La economía francesa se frena por el impacto energético de la guerra con Irán
El PIB de Francia se estancó en el primer trimestre de 2026 debido al encarecimiento de la energía vinculado al conflicto con Irán, según datos del INSEE publicados el 30 de abril. El crecimiento fue del 0,0%, por debajo del 0,2% del trimestre anterior y de las previsiones de los analistas. La guerra comenzó el 28 de febrero tras ataques de EE. UU. e Israel a infraestructuras iraníes y el bloqueo del estrecho de Ormuz.
Frenazo en todos los frentes
Los datos del INSEE muestran una economía que pierde fuelle. El gasto de los consumidores retrocedió un 0,1% en el trimestre. La inversión total cayó un 0,4%, lastrada por el descenso en la construcción y en los bienes manufacturados. Las exportaciones se desplomaron un 3,8%, lo que restó 0,7 puntos porcentuales al crecimiento a través del comercio neto. Solo el aumento de existencias, que aportó 0,8 puntos, evitó una contracción clara de la actividad.
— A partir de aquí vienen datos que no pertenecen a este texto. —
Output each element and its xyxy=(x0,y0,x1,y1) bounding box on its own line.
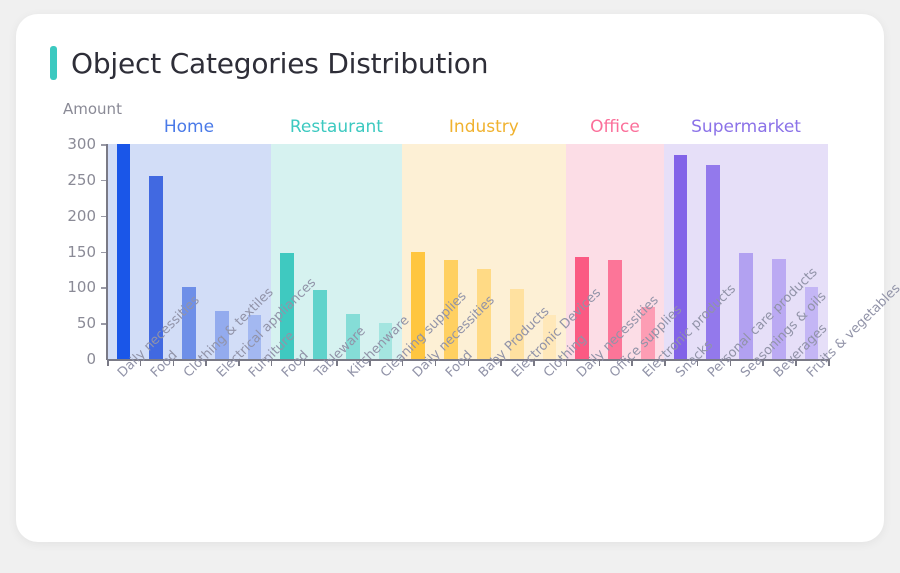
y-tick-label: 100 xyxy=(56,278,96,296)
y-tick xyxy=(101,252,106,254)
x-tick xyxy=(566,359,568,366)
x-tick xyxy=(828,359,830,366)
bar[interactable] xyxy=(313,290,327,359)
y-tick xyxy=(101,144,106,146)
x-tick xyxy=(599,359,601,366)
y-tick xyxy=(101,287,106,289)
group-label-supermarket: Supermarket xyxy=(691,117,801,137)
page-title: Object Categories Distribution xyxy=(71,47,488,80)
chart-card: Object Categories Distribution Amount 05… xyxy=(16,14,884,542)
x-tick xyxy=(500,359,502,366)
group-label-restaurant: Restaurant xyxy=(290,117,383,137)
y-tick-label: 250 xyxy=(56,171,96,189)
x-tick xyxy=(238,359,240,366)
group-label-industry: Industry xyxy=(449,117,519,137)
y-tick-label: 0 xyxy=(56,350,96,368)
x-tick xyxy=(697,359,699,366)
y-axis-line xyxy=(106,144,108,360)
x-tick xyxy=(533,359,535,366)
x-tick xyxy=(304,359,306,366)
x-tick xyxy=(336,359,338,366)
x-tick xyxy=(468,359,470,366)
bar[interactable] xyxy=(117,144,131,359)
group-label-office: Office xyxy=(590,117,640,137)
y-tick-label: 150 xyxy=(56,243,96,261)
y-tick-label: 300 xyxy=(56,135,96,153)
group-label-home: Home xyxy=(164,117,214,137)
x-tick xyxy=(402,359,404,366)
x-tick xyxy=(762,359,764,366)
x-tick xyxy=(140,359,142,366)
x-tick xyxy=(730,359,732,366)
y-axis-tick-labels: 050100150200250300 xyxy=(50,14,96,573)
x-tick xyxy=(664,359,666,366)
x-tick xyxy=(631,359,633,366)
y-tick-label: 50 xyxy=(56,314,96,332)
title-row: Object Categories Distribution xyxy=(50,46,488,80)
x-tick xyxy=(369,359,371,366)
y-tick xyxy=(101,216,106,218)
x-tick xyxy=(107,359,109,366)
x-tick xyxy=(271,359,273,366)
y-tick xyxy=(101,180,106,182)
x-tick xyxy=(173,359,175,366)
y-tick-label: 200 xyxy=(56,207,96,225)
bar[interactable] xyxy=(706,165,720,359)
x-tick xyxy=(435,359,437,366)
x-tick xyxy=(795,359,797,366)
y-tick xyxy=(101,323,106,325)
x-tick xyxy=(205,359,207,366)
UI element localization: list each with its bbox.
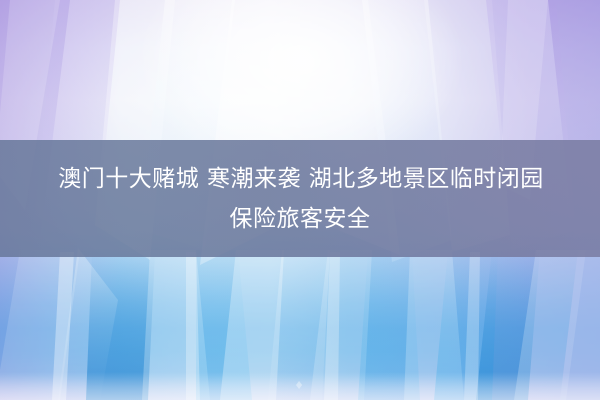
caption-band: 澳门十大赌城 寒潮来袭 湖北多地景区临时闭园 保险旅客安全 <box>0 140 600 257</box>
watermark: ♦ <box>0 379 600 392</box>
caption-line-1: 澳门十大赌城 寒潮来袭 湖北多地景区临时闭园 <box>56 159 544 199</box>
banner-image: ♦ 澳门十大赌城 寒潮来袭 湖北多地景区临时闭园 保险旅客安全 <box>0 0 600 400</box>
caption-line-2: 保险旅客安全 <box>230 199 371 239</box>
Inflación al alza y advertencias
La inflación se aceleró hasta el 2,2% en abril, el nivel más alto desde mediados de 2024 y por encima de lo anticipado por los analistas. Las subidas de precios se trasladan directamente a las facturas energéticas de los hogares, a los costes industriales y al transporte. Francia e Italia han recortado sus previsiones de crecimiento, mientras que Alemania ha reducido a la mitad su previsión para 2026, hasta el 0,5%.
Conflicto y bloqueo energético
El conflicto comenzó el 28 de febrero, cuando ataques de EE. UU. e Israel contra infraestructuras militares iraníes desencadenaron un bloqueo de facto del estrecho de Ormuz. Por ese paso transita aproximadamente el 20% del crudo transportado por mar en el mundo. Las cifras recogen únicamente las primeras semanas del conflicto.
Repercusiones para la eurozona
La economía de la eurozona podría contraerse en el segundo trimestre y quedarse prácticamente estancada en la segunda mitad del año si el conflicto se prolonga varios meses, según el centro de estudios Chatham House. Los datos de Francia son los primeros de una oleada de cifras del PIB del primer trimestre de las principales economías europeas. En conjunto, se espera que la eurozona registre un crecimiento sostenido del 0,2%.